Saturday, October 18, 2008

The Vanishing Act of Esme Lennox; Maggie O'Farrell

I found this on the ‘fortunate finds’ new release shelves in my local library back in late summer, although it was published back in 2006 by Harcourt. Ms. O’Farrell is a UK born writer whose other novels have received critical acclaim. Click the link in the title above to go to her website for more details. I was initially attracted by the cover, although the text on the flap intrigued me too. I was reminded, improbably enough, of one of Holly Black’s faerie novels in which an elderly woman has been institutionalized due to perceived instability. Prior to reading Ms. O’FarrelI’s novel this was distant intellectual knowledge as opposed to emotional realization of the potential exploitation of women by the men in their lives.

The plot opens with middle aged Iris Lockheart trying to deal with the news that she has an elderly relative in a mental institution, said institution is closing and the powers that be need Iris’ input into what will happen to Esme Lennox, Iris’ great aunt. It turns out that Esme is Kitty Lennox’s sister, whose very existence Iris’ mother Kitty denied. Kitty claimed to be an only child and of course Iris believed her. Iris becomes attached to Esme and when difficulties arise in getting a bed in another care home, Iris takes Esme to her home for the weekend. The story is superficially easy and the reader is lured into thinking TVAoEL will follow conventional lines. We would be wrong.

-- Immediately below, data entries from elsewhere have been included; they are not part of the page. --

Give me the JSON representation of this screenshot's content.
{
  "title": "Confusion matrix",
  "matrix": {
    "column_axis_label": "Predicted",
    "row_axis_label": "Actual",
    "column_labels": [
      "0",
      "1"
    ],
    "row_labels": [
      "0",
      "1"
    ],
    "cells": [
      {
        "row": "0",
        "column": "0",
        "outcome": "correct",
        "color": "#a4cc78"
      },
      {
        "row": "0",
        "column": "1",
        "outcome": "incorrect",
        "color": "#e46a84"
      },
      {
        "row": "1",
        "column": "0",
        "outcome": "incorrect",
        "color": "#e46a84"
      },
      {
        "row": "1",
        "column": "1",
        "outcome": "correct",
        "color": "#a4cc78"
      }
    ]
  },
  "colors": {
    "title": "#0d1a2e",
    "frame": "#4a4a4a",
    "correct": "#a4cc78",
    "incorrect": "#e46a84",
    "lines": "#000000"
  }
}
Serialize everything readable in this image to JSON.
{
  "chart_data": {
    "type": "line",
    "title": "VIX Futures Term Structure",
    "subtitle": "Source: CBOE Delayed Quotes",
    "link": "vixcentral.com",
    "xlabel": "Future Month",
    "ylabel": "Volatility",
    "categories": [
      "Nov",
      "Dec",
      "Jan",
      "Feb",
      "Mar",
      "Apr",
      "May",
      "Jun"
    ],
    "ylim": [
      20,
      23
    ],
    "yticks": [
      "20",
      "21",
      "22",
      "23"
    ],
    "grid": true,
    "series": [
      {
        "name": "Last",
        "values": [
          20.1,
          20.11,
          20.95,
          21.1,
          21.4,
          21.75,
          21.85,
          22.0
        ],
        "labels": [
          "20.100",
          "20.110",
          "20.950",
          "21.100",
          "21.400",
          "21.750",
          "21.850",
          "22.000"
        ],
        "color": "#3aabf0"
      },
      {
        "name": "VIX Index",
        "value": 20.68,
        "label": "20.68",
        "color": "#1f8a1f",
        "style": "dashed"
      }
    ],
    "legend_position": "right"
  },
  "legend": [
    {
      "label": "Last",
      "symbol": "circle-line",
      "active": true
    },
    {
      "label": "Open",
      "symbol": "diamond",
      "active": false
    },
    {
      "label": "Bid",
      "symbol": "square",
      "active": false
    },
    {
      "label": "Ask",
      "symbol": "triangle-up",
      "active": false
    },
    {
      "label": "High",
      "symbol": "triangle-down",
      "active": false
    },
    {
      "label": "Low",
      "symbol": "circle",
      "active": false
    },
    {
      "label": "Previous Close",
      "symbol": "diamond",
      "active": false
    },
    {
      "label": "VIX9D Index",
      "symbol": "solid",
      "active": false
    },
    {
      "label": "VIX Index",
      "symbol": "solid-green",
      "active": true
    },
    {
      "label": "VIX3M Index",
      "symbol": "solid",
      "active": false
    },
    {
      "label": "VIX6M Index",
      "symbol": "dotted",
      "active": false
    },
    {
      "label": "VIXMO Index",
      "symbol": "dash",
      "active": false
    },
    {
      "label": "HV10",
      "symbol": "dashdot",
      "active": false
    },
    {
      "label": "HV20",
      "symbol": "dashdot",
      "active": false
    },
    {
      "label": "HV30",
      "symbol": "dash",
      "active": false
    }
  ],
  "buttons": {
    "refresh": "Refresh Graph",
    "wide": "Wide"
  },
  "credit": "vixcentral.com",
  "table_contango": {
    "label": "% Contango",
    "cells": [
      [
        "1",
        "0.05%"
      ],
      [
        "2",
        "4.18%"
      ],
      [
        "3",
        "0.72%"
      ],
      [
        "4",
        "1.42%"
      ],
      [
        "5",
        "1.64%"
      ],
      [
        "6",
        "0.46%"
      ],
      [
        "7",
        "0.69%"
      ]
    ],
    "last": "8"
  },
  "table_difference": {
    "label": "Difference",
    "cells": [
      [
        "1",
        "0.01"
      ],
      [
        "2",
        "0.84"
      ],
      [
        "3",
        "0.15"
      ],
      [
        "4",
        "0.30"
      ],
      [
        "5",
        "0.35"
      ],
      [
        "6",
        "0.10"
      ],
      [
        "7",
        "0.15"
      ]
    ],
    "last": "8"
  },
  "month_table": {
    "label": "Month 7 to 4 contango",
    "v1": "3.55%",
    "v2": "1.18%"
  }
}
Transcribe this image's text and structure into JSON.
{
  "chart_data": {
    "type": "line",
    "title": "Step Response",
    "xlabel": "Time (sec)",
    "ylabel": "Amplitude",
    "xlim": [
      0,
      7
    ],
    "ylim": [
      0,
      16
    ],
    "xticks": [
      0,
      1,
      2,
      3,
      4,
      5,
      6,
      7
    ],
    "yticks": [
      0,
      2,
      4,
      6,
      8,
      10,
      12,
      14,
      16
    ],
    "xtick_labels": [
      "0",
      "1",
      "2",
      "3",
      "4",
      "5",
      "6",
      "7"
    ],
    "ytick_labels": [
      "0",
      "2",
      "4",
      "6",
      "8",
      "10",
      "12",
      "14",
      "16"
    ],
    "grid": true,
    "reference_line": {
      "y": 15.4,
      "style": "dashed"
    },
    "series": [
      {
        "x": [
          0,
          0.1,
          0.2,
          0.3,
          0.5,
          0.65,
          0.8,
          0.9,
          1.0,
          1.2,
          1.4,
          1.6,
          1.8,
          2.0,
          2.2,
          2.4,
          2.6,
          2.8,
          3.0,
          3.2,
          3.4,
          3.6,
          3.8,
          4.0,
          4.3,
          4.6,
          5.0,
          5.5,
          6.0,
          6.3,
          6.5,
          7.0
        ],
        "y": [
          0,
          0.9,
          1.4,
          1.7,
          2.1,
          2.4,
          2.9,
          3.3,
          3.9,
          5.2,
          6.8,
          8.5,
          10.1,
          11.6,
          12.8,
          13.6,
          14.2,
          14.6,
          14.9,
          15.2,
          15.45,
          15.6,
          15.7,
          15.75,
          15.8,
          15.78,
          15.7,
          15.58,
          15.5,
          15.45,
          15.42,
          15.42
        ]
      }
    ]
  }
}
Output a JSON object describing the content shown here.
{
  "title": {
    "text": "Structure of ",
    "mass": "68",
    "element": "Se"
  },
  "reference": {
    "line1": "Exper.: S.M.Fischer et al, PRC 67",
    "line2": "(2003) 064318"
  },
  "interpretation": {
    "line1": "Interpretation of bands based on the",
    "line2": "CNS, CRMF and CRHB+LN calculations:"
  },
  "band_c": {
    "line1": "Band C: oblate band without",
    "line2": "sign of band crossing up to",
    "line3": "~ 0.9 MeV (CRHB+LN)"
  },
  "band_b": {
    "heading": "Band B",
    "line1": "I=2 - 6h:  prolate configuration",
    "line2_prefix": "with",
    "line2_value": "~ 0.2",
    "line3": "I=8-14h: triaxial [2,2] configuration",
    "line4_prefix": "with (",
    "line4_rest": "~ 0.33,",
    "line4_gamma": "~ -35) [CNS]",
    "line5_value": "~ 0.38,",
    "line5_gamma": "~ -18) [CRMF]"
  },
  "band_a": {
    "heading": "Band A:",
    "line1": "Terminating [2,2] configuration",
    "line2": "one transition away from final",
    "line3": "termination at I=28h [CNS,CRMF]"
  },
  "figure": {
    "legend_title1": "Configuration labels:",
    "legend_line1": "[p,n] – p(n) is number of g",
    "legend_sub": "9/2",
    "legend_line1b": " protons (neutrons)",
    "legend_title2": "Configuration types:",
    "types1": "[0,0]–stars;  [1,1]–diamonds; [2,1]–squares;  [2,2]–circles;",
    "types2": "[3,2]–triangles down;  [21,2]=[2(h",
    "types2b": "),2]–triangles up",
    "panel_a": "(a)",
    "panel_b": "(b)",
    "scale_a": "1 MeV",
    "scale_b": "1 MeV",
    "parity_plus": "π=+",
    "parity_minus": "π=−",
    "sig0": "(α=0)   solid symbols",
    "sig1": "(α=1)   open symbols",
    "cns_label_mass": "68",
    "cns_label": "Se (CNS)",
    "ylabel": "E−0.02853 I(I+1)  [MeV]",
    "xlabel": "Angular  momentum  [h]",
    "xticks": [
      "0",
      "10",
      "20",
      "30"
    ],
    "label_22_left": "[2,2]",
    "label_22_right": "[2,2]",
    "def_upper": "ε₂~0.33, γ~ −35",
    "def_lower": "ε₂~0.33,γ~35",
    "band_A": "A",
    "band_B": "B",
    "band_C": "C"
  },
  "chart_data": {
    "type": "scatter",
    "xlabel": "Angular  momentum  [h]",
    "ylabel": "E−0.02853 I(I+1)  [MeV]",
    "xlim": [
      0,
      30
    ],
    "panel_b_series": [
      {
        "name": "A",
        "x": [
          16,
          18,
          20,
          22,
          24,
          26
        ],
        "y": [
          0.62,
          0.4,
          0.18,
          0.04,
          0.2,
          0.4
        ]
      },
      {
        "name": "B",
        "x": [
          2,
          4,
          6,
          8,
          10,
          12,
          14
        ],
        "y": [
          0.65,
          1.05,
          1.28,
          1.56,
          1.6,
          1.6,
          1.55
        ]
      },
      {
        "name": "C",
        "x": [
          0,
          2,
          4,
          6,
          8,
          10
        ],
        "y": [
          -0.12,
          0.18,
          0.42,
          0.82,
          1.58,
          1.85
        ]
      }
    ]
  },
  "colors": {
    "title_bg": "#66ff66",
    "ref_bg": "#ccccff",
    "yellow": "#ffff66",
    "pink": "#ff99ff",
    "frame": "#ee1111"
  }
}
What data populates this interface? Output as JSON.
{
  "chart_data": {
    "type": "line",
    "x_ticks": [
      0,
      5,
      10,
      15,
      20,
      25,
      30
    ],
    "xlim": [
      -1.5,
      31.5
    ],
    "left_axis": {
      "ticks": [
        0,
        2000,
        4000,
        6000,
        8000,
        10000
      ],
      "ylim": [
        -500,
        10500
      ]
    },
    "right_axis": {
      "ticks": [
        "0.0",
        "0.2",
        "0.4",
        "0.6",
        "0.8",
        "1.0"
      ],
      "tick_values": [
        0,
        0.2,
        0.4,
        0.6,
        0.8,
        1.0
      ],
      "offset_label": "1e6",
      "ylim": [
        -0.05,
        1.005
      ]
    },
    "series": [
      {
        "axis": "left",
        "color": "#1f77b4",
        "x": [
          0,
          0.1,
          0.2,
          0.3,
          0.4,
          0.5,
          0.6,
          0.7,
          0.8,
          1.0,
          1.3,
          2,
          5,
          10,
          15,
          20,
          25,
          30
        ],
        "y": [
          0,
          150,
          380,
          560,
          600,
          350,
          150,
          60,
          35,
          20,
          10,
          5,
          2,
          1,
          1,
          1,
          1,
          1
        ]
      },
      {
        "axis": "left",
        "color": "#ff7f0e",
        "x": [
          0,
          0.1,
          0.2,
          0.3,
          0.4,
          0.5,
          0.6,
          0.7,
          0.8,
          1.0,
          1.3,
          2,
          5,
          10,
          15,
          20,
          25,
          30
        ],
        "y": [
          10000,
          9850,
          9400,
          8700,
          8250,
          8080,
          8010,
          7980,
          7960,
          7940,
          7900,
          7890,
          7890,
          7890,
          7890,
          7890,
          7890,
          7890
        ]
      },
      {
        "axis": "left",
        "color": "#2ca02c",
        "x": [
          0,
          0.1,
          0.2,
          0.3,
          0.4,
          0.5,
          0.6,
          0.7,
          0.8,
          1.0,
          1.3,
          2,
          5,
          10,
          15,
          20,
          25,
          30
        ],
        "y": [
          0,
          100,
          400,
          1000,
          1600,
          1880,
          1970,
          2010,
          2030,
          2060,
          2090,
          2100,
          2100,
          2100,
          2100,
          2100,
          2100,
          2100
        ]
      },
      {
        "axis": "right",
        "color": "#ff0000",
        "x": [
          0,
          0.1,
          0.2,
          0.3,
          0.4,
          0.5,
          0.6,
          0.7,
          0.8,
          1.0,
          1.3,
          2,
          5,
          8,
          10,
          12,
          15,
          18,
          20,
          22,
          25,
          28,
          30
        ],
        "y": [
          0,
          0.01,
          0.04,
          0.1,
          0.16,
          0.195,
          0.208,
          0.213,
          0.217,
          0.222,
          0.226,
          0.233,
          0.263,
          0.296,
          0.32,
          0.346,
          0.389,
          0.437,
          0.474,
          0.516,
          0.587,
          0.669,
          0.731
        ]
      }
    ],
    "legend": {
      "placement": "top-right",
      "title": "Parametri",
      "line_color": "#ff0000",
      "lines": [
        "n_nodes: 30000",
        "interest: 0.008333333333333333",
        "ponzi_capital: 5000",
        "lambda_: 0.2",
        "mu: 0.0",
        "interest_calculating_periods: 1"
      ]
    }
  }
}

TVAoEL is a meditation on revenge (to exact atonement/amends or punishment for a wrong or injuries; Random House College Dictionary, 1st edition) versus vengeance (infliction of injury, harm, humiliation, etc. on a person by another who has been harmed by him; Random House College Dictionary, 1st edition). Ms. O’Farrell brings up questions of justice and mercy, revenge and vengeance, truth and lies in the context of the most intimate family relationships. We learn about men’s incredible legal power over women which effectively infantilized us in the eyes of the law. This power was sanctioned by the state, ie: men in power, and by society at large. Ms. O’Farrell draws us a picture, an emotional portrait, if you will, of the long term consequences this has on one family. Regrets come too late and are too few.

This is easily one of the most powerful and mesmerizing books I’ve ever come across. I read it twice and it was a page turner each time. Likely it is a book I will buy for my home library and will reread for years to come. Very highly recommended.